One limitation of this study is the removal of endplates from the intervertebral disc. It has been demonstrated that the vertebral endplates deform under compressive loading for human and rat models [4, 10, 22]. While this is anticipated to affect absolute values of dependent variables measured, it is not expected to affect relative comparisons with time and loading condition. In this study, the osmolarity of the culture medium was not adjusted since we used an applied loading to contain swelling. While hyperosmotic conditions are developed in the disc partially in response to fluid exudation caused by daily diurnal mechanical loading [3, 30], future investigation of interactive effects of mechanical and osmotic loading is warranted and may be addressed using the current culture system.

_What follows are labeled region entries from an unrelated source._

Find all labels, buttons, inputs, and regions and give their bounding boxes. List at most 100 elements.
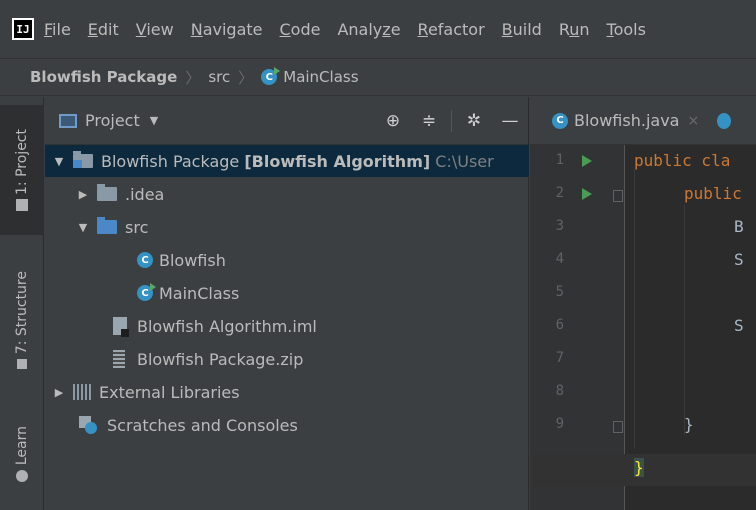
menu-analyze[interactable]: Analyze [337,20,400,39]
java-class-icon[interactable] [717,112,732,129]
java-class-icon: C [137,252,153,268]
menu-view[interactable]: View [136,20,174,39]
editor-area: C Blowfish.java × 1 2 3 4 5 6 7 8 9 10 p… [530,97,756,510]
structure-icon [17,358,27,369]
line-number: 8 [555,383,564,399]
module-file-icon [113,317,129,337]
indent-guide [634,169,635,449]
project-panel-header: Project ▼ ⊕ ≑ ✲ — [45,97,528,145]
project-view-selector[interactable]: Project [85,111,140,130]
line-number: 3 [555,218,564,234]
iml-label: Blowfish Algorithm.iml [137,316,317,336]
run-gutter-icon[interactable] [582,188,592,200]
breadcrumb-separator: 〉 [238,68,254,87]
code-line-4: S [734,250,744,269]
code-line-1: public cla [634,151,731,170]
breadcrumb-src[interactable]: src [208,68,230,86]
root-module: [Blowfish Algorithm] [244,151,431,171]
menu-refactor[interactable]: Refactor [418,20,485,39]
java-class-icon: C [261,67,281,85]
tree-node-mainclass[interactable]: C MainClass [137,277,239,309]
menu-navigate[interactable]: Navigate [191,20,263,39]
locate-target-icon[interactable]: ⊕ [375,111,411,131]
menu-run[interactable]: Run [559,20,590,39]
line-number: 6 [555,317,564,333]
tab-blowfish-java[interactable]: C Blowfish.java × [530,97,699,144]
project-panel: Project ▼ ⊕ ≑ ✲ — ▼ Blowfish Package [Bl… [45,97,529,510]
chevron-down-icon[interactable]: ▼ [150,114,158,127]
hide-panel-icon[interactable]: — [492,111,528,131]
tree-node-zip[interactable]: Blowfish Package.zip [113,343,303,375]
tree-node-blowfish[interactable]: C Blowfish [137,244,226,276]
collapsed-arrow-icon[interactable]: ▶ [51,386,67,399]
external-libraries-label: External Libraries [99,382,240,402]
scratches-icon [79,416,97,434]
menu-code[interactable]: Code [280,20,321,39]
folder-icon [97,184,117,201]
intellij-logo-icon: IJ [12,18,34,40]
tab-project-label: 1: Project [14,129,30,195]
java-main-class-icon: C [137,283,156,301]
zip-archive-icon [113,350,125,368]
indent-guide [684,205,685,435]
library-icon [73,384,91,400]
tree-node-iml[interactable]: Blowfish Algorithm.iml [113,310,317,342]
tool-window-strip: 1: Project 7: Structure Learn [0,97,44,510]
editor-tab-bar: C Blowfish.java × [530,97,756,145]
idea-label: .idea [125,184,165,204]
blowfish-label: Blowfish [159,250,226,270]
menu-tools[interactable]: Tools [607,20,646,39]
fold-icon[interactable] [613,190,623,202]
breadcrumb: Blowfish Package 〉 src 〉 C MainClass [0,58,756,96]
tree-node-root[interactable]: ▼ Blowfish Package [Blowfish Algorithm] … [45,145,529,177]
run-gutter-icon[interactable] [582,155,592,167]
zip-label: Blowfish Package.zip [137,349,304,369]
breadcrumb-mainclass[interactable]: MainClass [283,68,358,86]
code-line-6: S [734,316,744,335]
scratches-label: Scratches and Consoles [107,415,298,435]
tree-node-idea[interactable]: ▶ .idea [75,178,164,210]
code-line-9: } [684,415,694,434]
line-number: 5 [555,284,564,300]
tab-blowfish-java-label: Blowfish.java [574,111,680,130]
line-number: 2 [555,185,564,201]
learn-icon [16,469,28,482]
tree-node-src[interactable]: ▼ src [75,211,148,243]
root-path: C:\User [435,151,494,171]
menu-build[interactable]: Build [502,20,542,39]
fold-icon[interactable] [613,421,623,433]
tab-project[interactable]: 1: Project [0,105,44,235]
collapse-all-icon[interactable]: ≑ [411,111,447,131]
project-window-icon [59,113,77,128]
code-area[interactable]: public cla public B S S } } [626,145,756,510]
tab-structure[interactable]: 7: Structure [0,255,44,385]
line-number: 9 [555,416,564,432]
menu-edit[interactable]: Edit [88,20,119,39]
code-line-3: B [734,217,744,236]
toolbar-separator [451,110,452,132]
mainclass-label: MainClass [159,283,240,303]
menu-file[interactable]: File [44,20,71,39]
folder-icon [16,198,28,211]
root-name: Blowfish Package [101,151,240,171]
menu-bar: IJ File Edit View Navigate Code Analyze … [0,0,756,58]
close-icon[interactable]: × [687,113,699,129]
tab-learn-label: Learn [14,426,30,466]
module-folder-icon [73,151,93,168]
tab-learn[interactable]: Learn [0,409,44,499]
tree-node-scratches[interactable]: Scratches and Consoles [79,409,298,441]
line-number: 1 [555,152,564,168]
expanded-arrow-icon[interactable]: ▼ [51,155,67,168]
java-class-icon: C [552,112,568,129]
line-number: 4 [555,251,564,267]
src-label: src [125,217,149,237]
code-line-10: } [634,458,644,477]
breadcrumb-project[interactable]: Blowfish Package [30,68,177,86]
tree-node-external-libraries[interactable]: ▶ External Libraries [51,376,240,408]
breadcrumb-separator: 〉 [185,68,201,87]
code-line-2: public [684,184,742,203]
expanded-arrow-icon[interactable]: ▼ [75,221,91,234]
gear-icon[interactable]: ✲ [456,111,492,131]
collapsed-arrow-icon[interactable]: ▶ [75,188,91,201]
line-number: 7 [555,350,564,366]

In this study, significant differences were only observed between static and diurnal loading in the case of cell viability, where a slight decrease in nucleus pulposus viability was observed with diurnal loading. Significant differences were observed between freshly dissected tissue and cultured tissue in some cases of cell viability, in water content, and in a comparison of final disc height after culturing and initial freshly dissected disc height.

Conclusions

This study developed and implemented a large animal organ culture system and determined the most appropriate baseline loading conditions based on results using several dependent variables that thoroughly characterized disc structure, composition and metabolism. Methods were developed for measurement of cell viability in all disc regions. Results indicated that static and diurnal loading conditions both maintained GAG content and cell metabolism in the intervertebral disc organ culture; however, static loading resulted in the best cell viability and is considered a preferable baseline loading condition. Alterations in disc geometry and water content in all loaded groups were observed consistent with previous studies, and we speculate this may be due in part to post-mortem swelling due to muscle relaxation followed by a return to more physiological hydration levels under baseline loading conditions. This system may be applied in future studies to examine region-specific interactions between applied mechanical or chemical conditions on tissue composition, structure, cell viability and metabolism.